Bu kadar kolay değildi elbet bohçasını sırtına yükleyip yol almak. Ve ilerlemek her zaman yaklaşmak anlamına gelmezdi. İstemeden köklerini toprağına daldırdığı bu dünyada, sorgulayarak ruhunun kapladığı hacmi, hayallere dalışına anlam veremiyordu. Hem de günü gelince, başına üşüşen onca yarasanın bıraktığı izleri taşıyacak güçten umudunu kestiği için kamburlaşacak olan, sözde katı bakışlı sırtına, yüklemesi gereken onca sorumluluk varken. Hayalin tek bir, gerçeğin ise bin bir türlü rengi varken, tozpembeden medet ummak zaman israfından başka bir şey değildi.

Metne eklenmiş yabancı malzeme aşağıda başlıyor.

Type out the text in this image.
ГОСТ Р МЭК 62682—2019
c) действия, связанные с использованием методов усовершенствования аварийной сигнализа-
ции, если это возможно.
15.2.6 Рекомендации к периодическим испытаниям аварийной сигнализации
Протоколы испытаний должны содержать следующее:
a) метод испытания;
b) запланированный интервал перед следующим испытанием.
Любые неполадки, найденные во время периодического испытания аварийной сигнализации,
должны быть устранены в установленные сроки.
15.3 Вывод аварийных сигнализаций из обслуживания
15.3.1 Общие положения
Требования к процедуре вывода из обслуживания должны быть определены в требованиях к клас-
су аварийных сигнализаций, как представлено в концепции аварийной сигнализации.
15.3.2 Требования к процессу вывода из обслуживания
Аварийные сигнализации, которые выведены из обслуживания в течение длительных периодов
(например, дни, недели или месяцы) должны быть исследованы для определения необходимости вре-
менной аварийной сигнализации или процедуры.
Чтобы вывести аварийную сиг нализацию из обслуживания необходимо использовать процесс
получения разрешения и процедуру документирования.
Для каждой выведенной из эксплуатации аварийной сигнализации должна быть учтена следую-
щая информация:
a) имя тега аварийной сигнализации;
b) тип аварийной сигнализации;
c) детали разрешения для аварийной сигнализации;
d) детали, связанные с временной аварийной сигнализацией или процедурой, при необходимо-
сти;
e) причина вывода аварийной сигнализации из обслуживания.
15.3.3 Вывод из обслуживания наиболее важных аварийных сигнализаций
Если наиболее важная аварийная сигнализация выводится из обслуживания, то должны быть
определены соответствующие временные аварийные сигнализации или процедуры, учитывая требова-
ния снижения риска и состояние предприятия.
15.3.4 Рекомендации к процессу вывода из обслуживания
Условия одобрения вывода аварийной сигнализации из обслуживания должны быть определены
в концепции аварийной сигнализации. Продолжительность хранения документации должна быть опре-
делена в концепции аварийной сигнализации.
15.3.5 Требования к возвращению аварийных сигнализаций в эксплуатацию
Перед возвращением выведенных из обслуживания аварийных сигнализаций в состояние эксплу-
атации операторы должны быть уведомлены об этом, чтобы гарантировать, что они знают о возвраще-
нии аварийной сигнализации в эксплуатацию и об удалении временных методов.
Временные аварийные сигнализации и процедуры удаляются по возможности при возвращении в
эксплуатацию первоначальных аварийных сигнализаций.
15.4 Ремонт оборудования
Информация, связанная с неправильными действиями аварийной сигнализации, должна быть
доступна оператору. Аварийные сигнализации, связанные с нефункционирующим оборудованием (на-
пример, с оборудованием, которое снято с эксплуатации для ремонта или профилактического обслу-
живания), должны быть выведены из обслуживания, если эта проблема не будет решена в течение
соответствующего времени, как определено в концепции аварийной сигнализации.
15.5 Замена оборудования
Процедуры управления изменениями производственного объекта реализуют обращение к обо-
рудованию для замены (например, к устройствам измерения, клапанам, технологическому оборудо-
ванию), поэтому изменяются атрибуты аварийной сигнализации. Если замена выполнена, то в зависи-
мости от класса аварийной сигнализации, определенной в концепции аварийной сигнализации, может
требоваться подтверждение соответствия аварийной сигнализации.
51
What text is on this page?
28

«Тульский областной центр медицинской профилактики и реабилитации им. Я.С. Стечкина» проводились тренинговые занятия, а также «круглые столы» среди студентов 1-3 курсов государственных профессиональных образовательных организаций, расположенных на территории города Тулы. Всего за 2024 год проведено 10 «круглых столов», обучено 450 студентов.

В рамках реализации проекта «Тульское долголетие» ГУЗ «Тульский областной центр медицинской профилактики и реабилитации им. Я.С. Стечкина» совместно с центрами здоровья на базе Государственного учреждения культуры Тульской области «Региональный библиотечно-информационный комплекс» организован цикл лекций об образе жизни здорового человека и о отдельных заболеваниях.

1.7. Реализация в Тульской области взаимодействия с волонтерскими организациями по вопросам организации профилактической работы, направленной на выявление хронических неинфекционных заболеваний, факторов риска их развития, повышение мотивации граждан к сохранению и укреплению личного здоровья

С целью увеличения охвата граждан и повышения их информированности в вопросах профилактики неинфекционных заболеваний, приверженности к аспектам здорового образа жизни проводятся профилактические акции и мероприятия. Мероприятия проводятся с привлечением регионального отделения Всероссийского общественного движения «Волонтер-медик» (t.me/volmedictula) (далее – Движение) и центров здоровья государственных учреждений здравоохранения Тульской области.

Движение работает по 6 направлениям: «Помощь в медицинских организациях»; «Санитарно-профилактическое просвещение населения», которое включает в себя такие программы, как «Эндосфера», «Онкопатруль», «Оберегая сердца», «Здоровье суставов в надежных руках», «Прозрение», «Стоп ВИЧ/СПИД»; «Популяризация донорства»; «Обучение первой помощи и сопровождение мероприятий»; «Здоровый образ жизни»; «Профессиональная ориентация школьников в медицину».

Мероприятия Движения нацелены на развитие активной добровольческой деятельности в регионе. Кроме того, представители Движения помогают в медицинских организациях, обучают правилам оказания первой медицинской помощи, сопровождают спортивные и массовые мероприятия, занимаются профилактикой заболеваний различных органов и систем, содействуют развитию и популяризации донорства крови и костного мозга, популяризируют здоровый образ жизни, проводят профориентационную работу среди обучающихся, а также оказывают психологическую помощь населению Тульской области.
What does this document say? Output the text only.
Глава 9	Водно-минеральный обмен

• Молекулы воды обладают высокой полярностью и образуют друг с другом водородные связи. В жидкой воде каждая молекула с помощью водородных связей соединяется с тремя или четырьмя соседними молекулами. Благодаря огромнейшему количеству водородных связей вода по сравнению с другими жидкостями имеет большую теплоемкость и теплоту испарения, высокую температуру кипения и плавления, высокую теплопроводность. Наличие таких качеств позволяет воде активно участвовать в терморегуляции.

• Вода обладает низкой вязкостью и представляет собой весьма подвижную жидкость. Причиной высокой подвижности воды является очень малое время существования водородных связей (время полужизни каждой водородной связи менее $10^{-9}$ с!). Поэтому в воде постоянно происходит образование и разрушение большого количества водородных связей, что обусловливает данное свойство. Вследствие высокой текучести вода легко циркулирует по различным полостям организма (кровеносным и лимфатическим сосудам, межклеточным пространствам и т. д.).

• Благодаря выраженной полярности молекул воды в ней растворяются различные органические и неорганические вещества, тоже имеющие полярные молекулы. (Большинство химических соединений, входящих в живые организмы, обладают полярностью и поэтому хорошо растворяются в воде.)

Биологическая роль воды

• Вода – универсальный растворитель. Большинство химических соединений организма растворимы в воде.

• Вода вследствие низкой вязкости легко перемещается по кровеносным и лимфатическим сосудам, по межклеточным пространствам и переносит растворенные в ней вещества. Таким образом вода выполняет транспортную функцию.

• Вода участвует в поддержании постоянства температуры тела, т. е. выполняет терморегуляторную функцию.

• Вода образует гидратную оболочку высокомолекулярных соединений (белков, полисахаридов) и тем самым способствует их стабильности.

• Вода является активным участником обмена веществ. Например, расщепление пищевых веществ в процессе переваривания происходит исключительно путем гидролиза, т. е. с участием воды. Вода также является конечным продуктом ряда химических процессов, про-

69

Yine de mantığına söz geçiremez olmuştu son günlerde. Bulutların üzerinde sahipsizce uçuşmayı, dipsiz kuyularda bir yavru güneş ışığı beklemeye yeğler gibi bir hali vardı ruhunun.

Sahipsiz olduğunu hisseden her yürek, kendinden habersiz yaşıyor demekti aslında. Ama o, arka pencereden bakmayı tercih ederdi dört tarafı denizle çevrili bile olsa. Ve bulutlar, büyüsüne kaptırıp, melek olan yüreklerde pamuk yığını adı altında iz bıraktıracak kadar beyaz olamasa da her daim, yine onun gibi sahipsiz bir bünyeyi gözüne kestirebilmesine göz yumabilirdi hayat. Bu kadarını da çok görmezdi ona her halde. Dipsiz kuyudan yanına refakatçi olarak kaplan da verilse kuzu da, oradan çıkamayacağına inanmıştı bir kere. Ama gözünü sevmeli şu arka pencerenin.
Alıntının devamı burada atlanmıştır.